The building I work in was, and still is, in the middle of some serious construction. Ergo, my boss’s office was a large room shared between him, another coworker, and myself. Okay, now back to my little desky work area.

Next to this makeshift work area there is the most depressingly droopy peace lily I have ever seen. Sorta like that photo, but worse because it didn't even have flowers. So my coworker (we’ll call him Cliff) says to my boss (Jake, if you will) “Your plant looks bad.” For some reason both of them seem to find this very funny. I, however, am lamenting for the poor lily, clearly it is in the ICU of the plant world. Jake goes and gets some water for it, I’m still worried so I start trying to prune off the overly dead parts in an attempt to entice it into living.

“She touched it last!” I hear in semi surround sound. Then I get the back story.

Apparently, this poor peace lily has been living in the office for quite some time. It has had many owners and homes around the building. It has not, however, really flourished. In a related vein though, no one has killed it yet. So, now we get to “my most important duty of the summer.” Keep the peace lily alive. Kill it and I’m fired. Make it bloom and I get great reviews. Challenge accepted.

The lily is kind of mine now, I water it, I talk to it a little, and I asked if it could come with me to my cubicle when we move. I ordered plant food for it yesterday. I’m determined to make it bloom. I mean I need to be serious about this, it’s internship priority number one after all.

Wednesday, June 1, 2011

Corporate Finance Woes

My life is a dark, scary, swirling black mass of pain, humiliation, and numbers at the moment.

Note to self: taking a math class in the summer is not, in fact, any better than taking one during the year.

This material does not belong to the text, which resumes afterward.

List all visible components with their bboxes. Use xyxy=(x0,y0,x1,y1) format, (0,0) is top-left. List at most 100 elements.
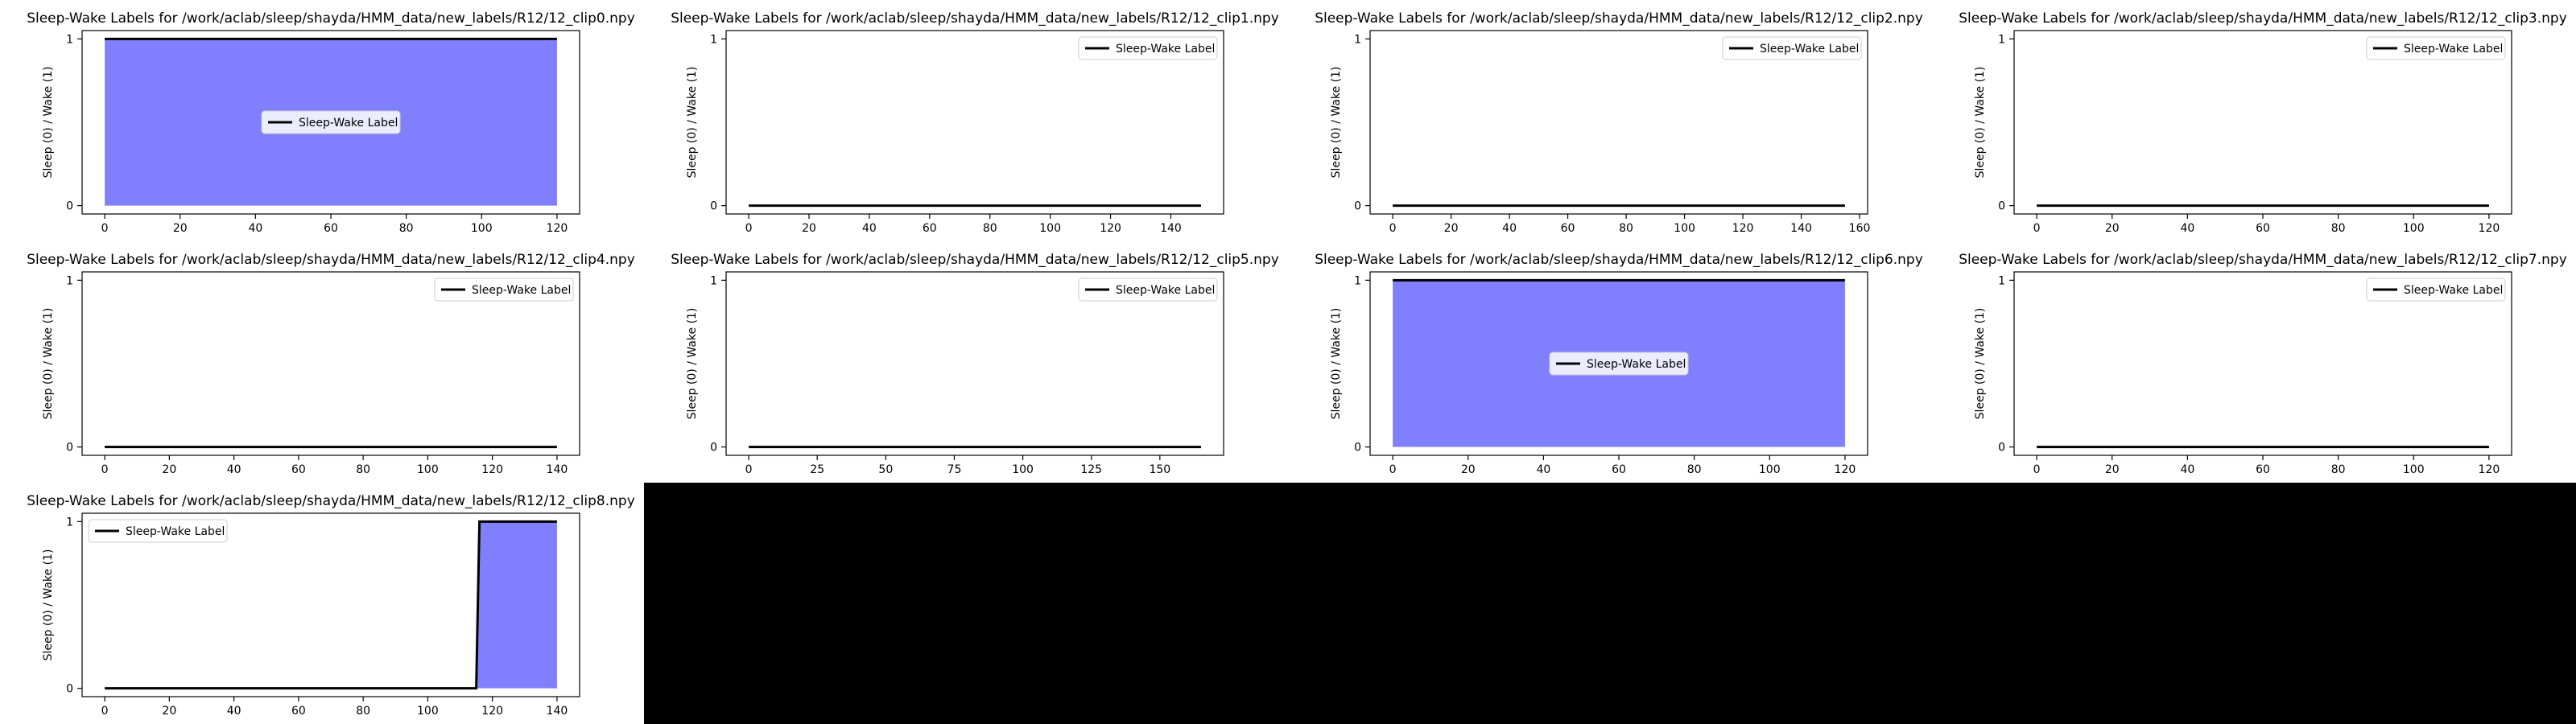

It may actually be worse. Cramming twelve weeks of material into four is one of the A. most absurd and B. least mathematically sound, things I have ever heard of. Would you like to know how this works? How the administration managed this feat of time condensing sadism? It goes like this...

You have class for four weeks. Three days a week. Three hours a day. Three hours. Let that sink in. One hundred and eighty minuets. Ten thousand eight-hundred seconds. Too. Freaking. Long.

Three straight hours of math has had an interesting effect on my brain. Some days it feels like pudding, others like molten lead, and yet others like a hyper saturated sponge, unable to absorb anything.


If only this situation were even a third as funny as I’m trying to make it seem.